Dominant Species has gotten a lot of praise over the years, and the theme instantly hooked me. It tickled the part of me that was so fond of “edutainment” as a child. Not that I expected a learning experience—I’m fully aware of the basics of survival of the fittest by now—but combining an unusual theme I was taught in school with a game reminds me of the days when those topics were made more engaging and more palatable with games or video.

My expectations were for a robust and highly thematic game outside GMT’s wheelhouse. After all, they’re a publisher best known for war games, not something like this. I wanted to develop my species into the most competitive ones around, even though the cover of the box kind of made it look like we’d be teaming up like some kind of weird rag-tag band of animals teaming up for an action movie. Like a prehistoric version of the A-Team.

So how did it stack up? Pretty well, as it turns out—though it’s a very different game from what I thought it would be.

Let’s start the theme. I expected, naturally, to take the role of a species. The truth is… stranger that. Much like in Twilight Struggle where you don’t really play the US or USSR so much as vague forces of history in favor of one side or the other, in Dominant Species, you play vague forces of nature rooting for a particular class of animals. You don’t play one species but several, and most of the decisions you make are not directly related to your species at all. You might make a tile provide new needs for the animals inhabiting it, remove those resources, or cover it entirely with ice, among other ways of changing the board rather than your critters directly.

That’s just one of the ways in which the theme of the game is obtuse. It’s hard to say exactly who you are in the game, and it’s hard to say how exactly you win. There’s no one goal, you just try to be… the best, somehow. That’s not a bad thing in and of itself—I love Terra Mystica, a huge offender in this regard—but it sure does make the game a beast to understand. You have several possible goals, not just one, and a bunch of factors you need to juggle to position yourself such that you can seize opportunities when they come.

It’s one of those games where none of it makes sense until all of it makes sense. there are so many actions you can take, and while each individual one might be simple, you’re not going to really grasp why you would do one thing or the other until you understand the way they all fit together.

It’s also a volatile game, where the board can change drastically from one turn to the other. You need to focus on turn-by-turn tactics rather than long-term strategies. It was a double-edged sword. Everyone’s position is tenuous, so a lead is rarely guaranteed. It’s not like Twilight Struggle where a prolonged lead means inevitable victory unless you make a blunder. On the other hand, it also means that a mistake can be absolutely catastrophic. You can recover from a setback, but early in the game, one player was wiped completely off the map. He recovered enough to come close to the other two, but was essentially out of the running for winning the game by the second or third round (and this is a long game to sit through that sort of thing).

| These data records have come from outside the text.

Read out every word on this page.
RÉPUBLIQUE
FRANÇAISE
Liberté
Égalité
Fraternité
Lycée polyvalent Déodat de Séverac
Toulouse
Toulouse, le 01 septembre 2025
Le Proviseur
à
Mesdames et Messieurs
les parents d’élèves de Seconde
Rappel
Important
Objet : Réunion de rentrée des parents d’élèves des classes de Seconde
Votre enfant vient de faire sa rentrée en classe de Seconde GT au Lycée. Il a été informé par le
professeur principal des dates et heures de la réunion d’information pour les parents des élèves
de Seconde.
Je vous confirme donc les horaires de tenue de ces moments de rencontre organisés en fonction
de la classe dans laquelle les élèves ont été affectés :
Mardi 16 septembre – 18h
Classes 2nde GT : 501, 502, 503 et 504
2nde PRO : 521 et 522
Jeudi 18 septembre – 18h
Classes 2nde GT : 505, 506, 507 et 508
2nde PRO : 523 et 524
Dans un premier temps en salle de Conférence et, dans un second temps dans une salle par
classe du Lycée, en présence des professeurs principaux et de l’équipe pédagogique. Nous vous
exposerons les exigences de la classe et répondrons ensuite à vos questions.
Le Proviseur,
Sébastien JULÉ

In short, there is no security in this game, just an ever-present risk of disaster.

I may have made the game sound like a mess. Sure, it’s not elegant by any means, but it is a clever machine. We had fun playing it, after all—it’s just that it felt each of us would have had more fun if we really knew what we were doing, especially if all the players were.

As for the positives…

The game is deep. That’s the result of the mess: options. It’s an almost inscrutable collection of mechanisms, but I got the distinct impression that once we got the hang of it we could make it sing. It’s complex, but not haphazard.

It actually combines some robust European-style game mechanisms. The two clearest examples are worker placement for the action selection, and area control on the map. There are some clever innovations, too, namely in the ordered resolution of actions and the way all the bookkeeping is represented on the board. You can predict several important details about the near future at a glance.

I’m excited to see how my opinion changes over multiple plays; no doubt much of the game has yet to reveal itself. For now, I can say this: Dominant Species is a heavy and cerebral game, with an interesting but abstracted theme. You’ll have more fun playing it once you know what you’re doing, and especially if everyone at the table does, too. It’s not so much of an investment that you won’t have fun the first go around, so do give it a try if you get the chance.